Two weeks went by, and we heard nothing about the little heart baby. I checked in with WACAP again and again, and finally, we heard that the family had decided NOT to proceed. Yippee! It was not our turn! I told WACAP we were ready to say yes, and then the disappointment came: there were two or three families wanting this little girl. They asked us if we wanted to wait for WACAP to have a meeting to decide which family would be best for her, but there would be no guarantee we’d be selected. (It’d all depend on who was further in the process, had access to medical resources, had more experience, etc.) We said that yes, we did want to wait for the meeting. The meeting wouldn’t happen for at least another week or two. We waited some more. And filled out more paperwork, of course. 😉
The next day, I received an email from WACAP’s Waiting Child Mailbox. We had been signed up for the email list after we applied and checked off what needs we’d be willing to consider.
I almost jumped out of my skin. It was HER. The little girl whose file I had reviewed! I couldn’t believe it. The family had returned her file, and now she was available. Mike came home a few minutes later, and I showed him her photo. He said, “I want her. Yes. Contact them now.” I sent an email immediately back to WACAP. I was the first one who responded, but within the day, two other families also came forward for her. Now, WACAP said they would have to have the same kind of meeting to determine the best family for her. They said they had never had this type of situation – one in which multiple families are all ready to say yes to the same child. They asked us to fill out paperwork for her, too.
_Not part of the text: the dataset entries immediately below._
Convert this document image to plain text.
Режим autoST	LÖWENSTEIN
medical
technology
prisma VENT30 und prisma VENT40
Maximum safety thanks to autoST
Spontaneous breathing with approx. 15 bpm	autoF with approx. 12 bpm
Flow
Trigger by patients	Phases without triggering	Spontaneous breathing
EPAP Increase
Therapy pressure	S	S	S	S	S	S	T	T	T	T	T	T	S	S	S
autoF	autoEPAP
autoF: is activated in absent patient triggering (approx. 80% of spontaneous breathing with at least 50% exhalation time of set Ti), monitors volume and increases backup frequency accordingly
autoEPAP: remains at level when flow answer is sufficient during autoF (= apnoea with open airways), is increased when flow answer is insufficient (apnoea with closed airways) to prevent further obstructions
There were lots more details, but basically, we went back and forth with WACAP on both girls for another week. They asked us to choose only one girl we wanted to be considered for, but there’d be no guarantee we’d be matched with either one. We asked if we could be considered for both. They said no, because they were too close in age and too many people wanted them.
We agonized and prayed and waited and prayed and agonized some more. We were torn. The heart baby’s meeting was scheduled to be before the limb difference baby’s meeting. But, then the meeting for the limb difference baby got moved up. We all decided to ask to be considered for Qiu Lu. We spent more time filling out paperwork, answering questions about why we’d make the best family for Qiu Lu, how we’d give her great medical care, etc. If you know me, you know I wrote some words. Well, a lot of words. 😉
We got the call on Friday afternoon. We had been chosen! Qiu Lu was ours!
Qiu Lu means Autumn Light. Our autumns have had so much darkness in them. I believe God interwove our story and hers, all along.
We are leaving to get her in 5 days!!!! Our Lana, our Lulu. Our Autumn Light.